When you think of the word ‘gothic’ in relation to filmmaking, your mind immediately wanders to Tim Burton. The British auteur has turned wearing black into a billion-dollar industry, ensuring that moody teenagers have had posters to fill their walls for decades.

That’s probably incredibly reductive, but you get the idea. His best-loved movies transport the viewer to faraway lands or bring a little bit of the supernatural into the everyday. Either way, people go nuts for him.

As a result of his many forays into fantasy, Burton’s films contain a variety of weird and wonderful creatures.

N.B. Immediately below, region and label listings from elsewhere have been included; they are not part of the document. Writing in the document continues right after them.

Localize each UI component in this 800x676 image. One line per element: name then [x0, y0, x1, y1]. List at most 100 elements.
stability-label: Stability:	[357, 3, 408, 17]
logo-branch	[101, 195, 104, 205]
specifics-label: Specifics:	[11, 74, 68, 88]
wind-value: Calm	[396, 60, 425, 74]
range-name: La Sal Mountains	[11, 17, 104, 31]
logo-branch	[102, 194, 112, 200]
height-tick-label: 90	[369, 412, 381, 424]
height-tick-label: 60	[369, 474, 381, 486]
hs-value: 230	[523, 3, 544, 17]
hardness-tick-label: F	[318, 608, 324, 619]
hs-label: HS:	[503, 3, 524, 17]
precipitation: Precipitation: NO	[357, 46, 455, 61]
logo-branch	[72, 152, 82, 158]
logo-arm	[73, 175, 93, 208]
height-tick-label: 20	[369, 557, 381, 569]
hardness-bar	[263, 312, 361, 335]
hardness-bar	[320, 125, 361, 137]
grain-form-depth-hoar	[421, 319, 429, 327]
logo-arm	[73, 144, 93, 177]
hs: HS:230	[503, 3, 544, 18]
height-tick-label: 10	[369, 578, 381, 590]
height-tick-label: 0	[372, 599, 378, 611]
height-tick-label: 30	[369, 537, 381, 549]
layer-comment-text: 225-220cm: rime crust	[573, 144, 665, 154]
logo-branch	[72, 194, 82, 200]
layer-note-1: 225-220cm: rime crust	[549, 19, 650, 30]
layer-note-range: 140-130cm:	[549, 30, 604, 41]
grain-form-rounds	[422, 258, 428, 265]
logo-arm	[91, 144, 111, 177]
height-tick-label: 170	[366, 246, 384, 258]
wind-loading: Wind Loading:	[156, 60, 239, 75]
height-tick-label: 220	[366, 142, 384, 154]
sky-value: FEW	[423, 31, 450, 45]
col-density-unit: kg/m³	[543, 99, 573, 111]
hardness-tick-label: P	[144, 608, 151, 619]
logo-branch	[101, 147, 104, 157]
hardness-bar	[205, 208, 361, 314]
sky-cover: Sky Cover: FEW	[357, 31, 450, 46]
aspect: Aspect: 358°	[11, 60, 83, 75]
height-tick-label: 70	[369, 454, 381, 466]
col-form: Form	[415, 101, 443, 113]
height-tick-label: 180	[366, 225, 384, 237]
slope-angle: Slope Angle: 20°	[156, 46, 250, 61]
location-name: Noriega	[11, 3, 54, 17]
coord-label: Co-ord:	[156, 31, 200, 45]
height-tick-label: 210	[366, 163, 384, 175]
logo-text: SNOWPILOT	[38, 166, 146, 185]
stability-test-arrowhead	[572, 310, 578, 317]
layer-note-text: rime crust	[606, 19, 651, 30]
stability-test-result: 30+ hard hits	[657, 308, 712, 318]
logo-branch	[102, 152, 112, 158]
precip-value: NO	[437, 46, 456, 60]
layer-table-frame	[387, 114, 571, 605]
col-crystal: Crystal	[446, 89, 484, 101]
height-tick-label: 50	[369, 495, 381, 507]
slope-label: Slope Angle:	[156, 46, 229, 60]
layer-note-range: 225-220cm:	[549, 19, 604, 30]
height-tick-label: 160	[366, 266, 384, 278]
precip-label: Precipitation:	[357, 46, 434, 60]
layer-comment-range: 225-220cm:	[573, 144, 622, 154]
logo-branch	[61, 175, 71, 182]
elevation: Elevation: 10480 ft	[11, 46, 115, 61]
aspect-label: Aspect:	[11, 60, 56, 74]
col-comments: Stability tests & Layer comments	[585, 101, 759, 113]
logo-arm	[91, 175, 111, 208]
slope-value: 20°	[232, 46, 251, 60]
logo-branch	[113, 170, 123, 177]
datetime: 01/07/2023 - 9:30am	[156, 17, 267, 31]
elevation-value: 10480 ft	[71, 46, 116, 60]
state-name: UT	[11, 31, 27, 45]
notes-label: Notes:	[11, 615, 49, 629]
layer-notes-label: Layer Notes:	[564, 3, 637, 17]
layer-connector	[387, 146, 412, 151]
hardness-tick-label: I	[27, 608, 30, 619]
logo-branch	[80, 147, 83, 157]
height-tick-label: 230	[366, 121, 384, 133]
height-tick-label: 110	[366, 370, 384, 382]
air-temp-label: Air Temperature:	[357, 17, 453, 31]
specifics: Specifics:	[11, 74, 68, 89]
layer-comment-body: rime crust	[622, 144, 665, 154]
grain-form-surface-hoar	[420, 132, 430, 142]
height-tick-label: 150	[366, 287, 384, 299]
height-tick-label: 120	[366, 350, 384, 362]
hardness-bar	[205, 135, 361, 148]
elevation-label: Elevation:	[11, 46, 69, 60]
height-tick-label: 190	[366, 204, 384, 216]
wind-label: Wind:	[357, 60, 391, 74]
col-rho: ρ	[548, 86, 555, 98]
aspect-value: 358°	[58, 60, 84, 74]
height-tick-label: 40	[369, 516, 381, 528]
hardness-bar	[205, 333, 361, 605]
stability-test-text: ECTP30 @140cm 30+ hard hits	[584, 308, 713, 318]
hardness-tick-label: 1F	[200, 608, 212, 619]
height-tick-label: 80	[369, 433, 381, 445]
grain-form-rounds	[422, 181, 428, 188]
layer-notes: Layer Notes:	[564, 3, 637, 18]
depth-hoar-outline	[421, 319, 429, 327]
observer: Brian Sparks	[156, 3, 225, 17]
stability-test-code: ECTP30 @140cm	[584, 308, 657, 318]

Edward Scissorhands is about a scientific experiment gone wrong, leaving a synthetic human with cutting implements for hands. The two Beetlejuice movies focus on a foul-mouthed, striped-suited demon, while his two adaptations of Lewis Carroll’s Wonderland novels are full of the strange oddities dreamt up by the author. By ‘dreamt up’, we of course mean conceived while off his nut.

It should come as no surprise that Burton is a fan of the good old-fashioned creature feature. A staple of the early days of horror, this subgenre focuses on a specific monster, pitting a gang of plucky heroes against the otherworldly force. Dracula, Frankenstein’s monster, the Wolf Man, and more built studios like Hammer and Universal. They’re not as popular these days, but there’s still a market for them through recent releases like Barbarian and Nope.

Burton’s creature feature of choice is the 1966 Japanese movie The War of the Gargantuas. The film, which was released in 1970 in the US, holds a special place in the director’s heart, as he explained to Rotten Tomatoes. “It’s my two-year-old daughter’s favourite movie,” he revealed, adding, “She’s the green gargantua and my other son is the brown one, and she loves being the bad green gargantua. She’s obsessed with it.”

Directed by Ishirō Honda, the man who made the first Godzilla movie, The War of the Gargantuas pits two giant kaiju brothers against one another. Yū Sekida’s Sanda is a benevolent brown monster who is brought in to fight off his evil clone, Haruo Nakajima’s Gaira, when he goes on a rampage. In typical nutty Japanese fashion, both creatures are descendants of Frankenstein’s monster. The film has become a major cult classic, with all sorts of famous faces showing love for it over the years. Burton’s daughter is in good company.

By his own admission, the director was also a fan of the film long before his offspring got involved. “I grew up watching Japanese science fiction movies, and I particularly, unlike most hardcore film people, like dubbed movies,” he continued. “There’s something about that language and the translation that somehow fits into the movie; it’s like a weird poetry. There’s a beauty to these films, the Japanese character designs, there’s a human kind of quality to these things, which I love. Monsters were always the most soulful characters.”

It’s easy to see the impact this reading of the movie has had on Burton’s career. Many of his most successful films put ‘monsters’— an obvious allegory for social outsiders—front and centre, imbuing them with an aura of humanity that few other filmmakers can generate. Let’s hope he can embody this spirit on his next purported project, a remake of Attack of the 50 Foot Woman starring Margot Robbie.